Saturday, November 21, 2015

Floßenbürg, Germany

It is hard not to remember the horrors that occurred during WWII when they are in your backyard. Not far from where we live is the Floßenbürg concentration camp.  Floßenbürg was primarily used as a labor camp to mine for granite.  The prisoners who were held here were persecuted based on their nationality, ethnicity and political beliefs.

The camp initially held 400 inmates; toward the end of the war 100,000 prisoners were crowded into the main camp. There is still a somber feeling of all the horrific things that happened here.
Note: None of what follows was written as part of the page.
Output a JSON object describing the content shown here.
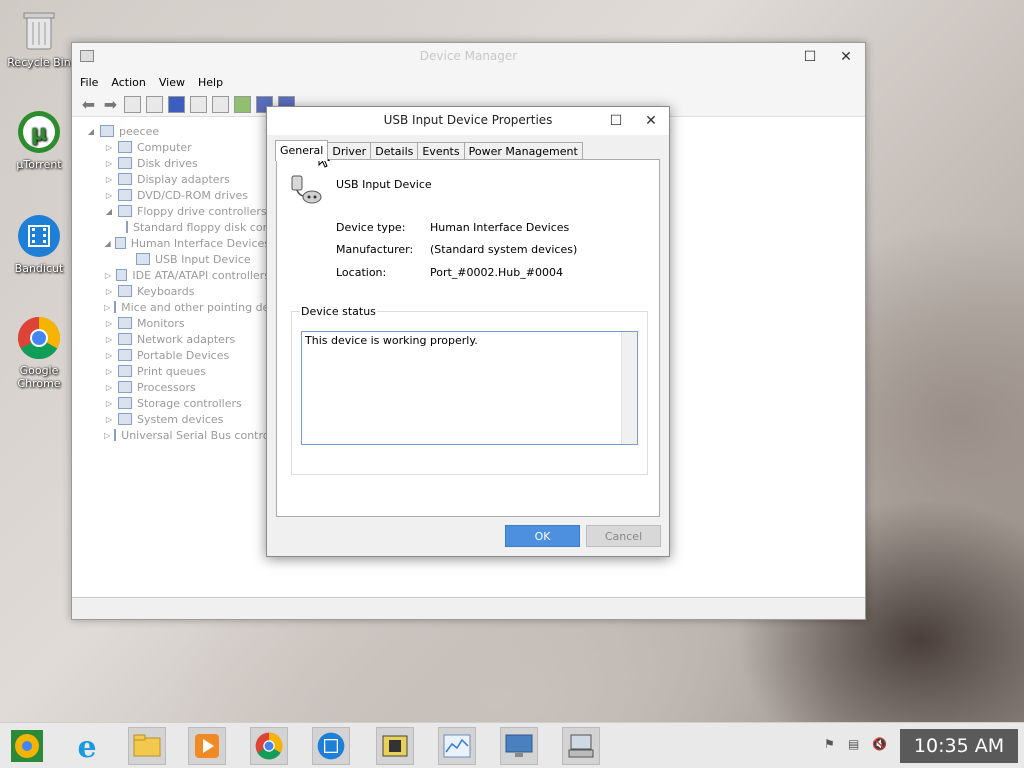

You enter through the headquarters where records were kept.
 The prisoners would go through roll-call daily.  It was also a central spot for hangings, shootings and beatings.
After the war, lots of concentration camps were destroyed, including parts of Floßenbürg.  Today they have marked out where the barrack-style buildings once stood.
When the inmates arrived at the camp they were taken to be barber where their heads and bodies were shaved by other prisoners.
The prisoners weren't given a choice about being washed- sometimes the water would be ice cold, and other times it would be scalding hot.  They were humiliated as they stood together to be cleaned.  
The washing room:
 I spent lots of time in the museum reading about victims and survivors.  There was a great educational video to watch with survivors. 
It is hard to believe that such a beautiful place could have such a horrific history.  There were watchtowers all over.
I visited the "Valley of the Dead" were the killing grounds and the crematorium were.
Such disturbing feelings.
Visiting Floßenbürg was very humbling, and it's disturbing to see what went on at a "low-key" concentration camp. 
To lighten the mood I took a hike up the castle ruins.